The AI boom is built on the basic premise that bigger models are more powerful, and that the most powerful models will win. Now, the industry is learning what happens when that assumption begins to crumble.
Rising costs are already causing users to look back at smaller, cheaper models. This cost-conscious model shopping is new and it is unclear what impact it will have on the industry, but it is likely to be significant.
One of the predictions best described by Coinbase co-founder Brian Armstrong is that the majority of tasks will move to cheaper models.
“The demand for intelligence is nearly limitless, but 80% of workloads will be running on models that are 99% cheaper within 12 to 18 months,” Armstrong wrote in X. “20% of the workload continues to run on the latest generation models where maximizing IQ is key.”
It’s hard to overstate how big a change it will be for the AI industry if Armstrong’s predictions come true.
Until now, most AI companies have competed on quality, which has meant defaulting to the most advanced models available. Being able to do these same jobs with cheaper models without impacting quality would represent a major shift in the economics of AI. And importantly, much of that savings will come out of the pockets of big labs, dealing a financial blow to OpenAI and Anthropic as they prepare for their IPOs.
This could lead to significant changes in the industry, and at the heart of it all is one fundamental question: “Are companies ready to switch to smaller models?”

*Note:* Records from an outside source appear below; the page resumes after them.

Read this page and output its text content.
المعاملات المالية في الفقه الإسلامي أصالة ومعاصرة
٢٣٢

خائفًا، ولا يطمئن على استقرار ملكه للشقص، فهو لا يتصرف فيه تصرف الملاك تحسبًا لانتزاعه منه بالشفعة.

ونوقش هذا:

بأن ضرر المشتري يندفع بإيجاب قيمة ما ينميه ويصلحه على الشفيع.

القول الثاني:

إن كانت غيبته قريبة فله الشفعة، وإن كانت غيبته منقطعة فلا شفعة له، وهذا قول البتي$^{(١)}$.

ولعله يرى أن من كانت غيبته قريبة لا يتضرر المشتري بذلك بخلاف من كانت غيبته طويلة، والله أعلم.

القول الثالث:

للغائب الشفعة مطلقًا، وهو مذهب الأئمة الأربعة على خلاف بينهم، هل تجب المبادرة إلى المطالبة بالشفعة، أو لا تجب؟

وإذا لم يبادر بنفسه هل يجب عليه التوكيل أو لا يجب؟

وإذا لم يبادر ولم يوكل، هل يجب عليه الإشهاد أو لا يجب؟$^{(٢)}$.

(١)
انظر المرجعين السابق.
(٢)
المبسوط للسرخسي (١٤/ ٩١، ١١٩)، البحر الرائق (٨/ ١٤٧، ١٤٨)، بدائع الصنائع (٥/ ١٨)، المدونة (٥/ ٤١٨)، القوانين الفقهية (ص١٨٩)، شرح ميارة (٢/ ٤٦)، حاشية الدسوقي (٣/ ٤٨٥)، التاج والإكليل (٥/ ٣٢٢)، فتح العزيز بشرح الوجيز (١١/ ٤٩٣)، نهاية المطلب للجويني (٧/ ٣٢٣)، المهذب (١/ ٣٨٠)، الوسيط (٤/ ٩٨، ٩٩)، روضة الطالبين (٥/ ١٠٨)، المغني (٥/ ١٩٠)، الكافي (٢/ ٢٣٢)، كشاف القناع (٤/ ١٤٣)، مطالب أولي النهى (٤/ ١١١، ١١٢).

Initial testing suggests that if the system is placed correctly, cheaper models can be used without sacrificing quality. In recent testing with legal AI tool Harvey, the company was able to reduce inference costs by 3x without reducing quality. This testing was conducted in partnership with the inference platform Fireworks AI, combining Claude Opus with Fireworks’ GLM 5.1, moving to Opus for the most intensive tasks. The result was a significant reduction in load in terms of server time and overall cost.
“Quality is paramount and always has been in legal affairs,” Harvey co-founder Gabe Pereyra told TechCrunch, referring to his startup’s AI legal services offering. “But the definition of quality has evolved from simply using the most powerful model for everything to using the best model that gets the right answer most efficiently.”
This trend is often framed in terms of the big labs and China model, or the promiscuous model, but that misses the bigger point. The real difference is not between proprietary and open models. It is between a large model and a small model. You can save money by switching from GPT-5.5 to DeepSeek’s V4 flash, but switching to GPT-5.4-mini works just as well.
There is an active price competition between in-house inference from major laboratories and independently provided promiscuous models. When it comes to the larger question of small vs. large, it doesn’t really matter which kind of small model wins.
All of this may seem obvious, and of course you shouldn’t use more compute than necessary, but this goes against the scaling-first approach that has dominated the industry to date. Inspired by this bitter lesson, research institutions have worked hard to train the most computationally intensive models possible, pushing the frontiers of what AI models can do. With prices heavily subsidized by investors, customers had no reason to choose anything but the most advanced options.
Users are facing cost pressure for the first time due to rising token prices and slowing subsidies. It remains to be seen whether new cost pressures will actually drive enterprise users to smaller models. You can also easily save money by making fewer calls, using less context, or simply giving up on the least promising deployments.
However, if it turns out that most deployments can be performed just as well with smaller models, it could have serious implications for growing inference demands and raise new questions about how to justify the cost of training frontier models.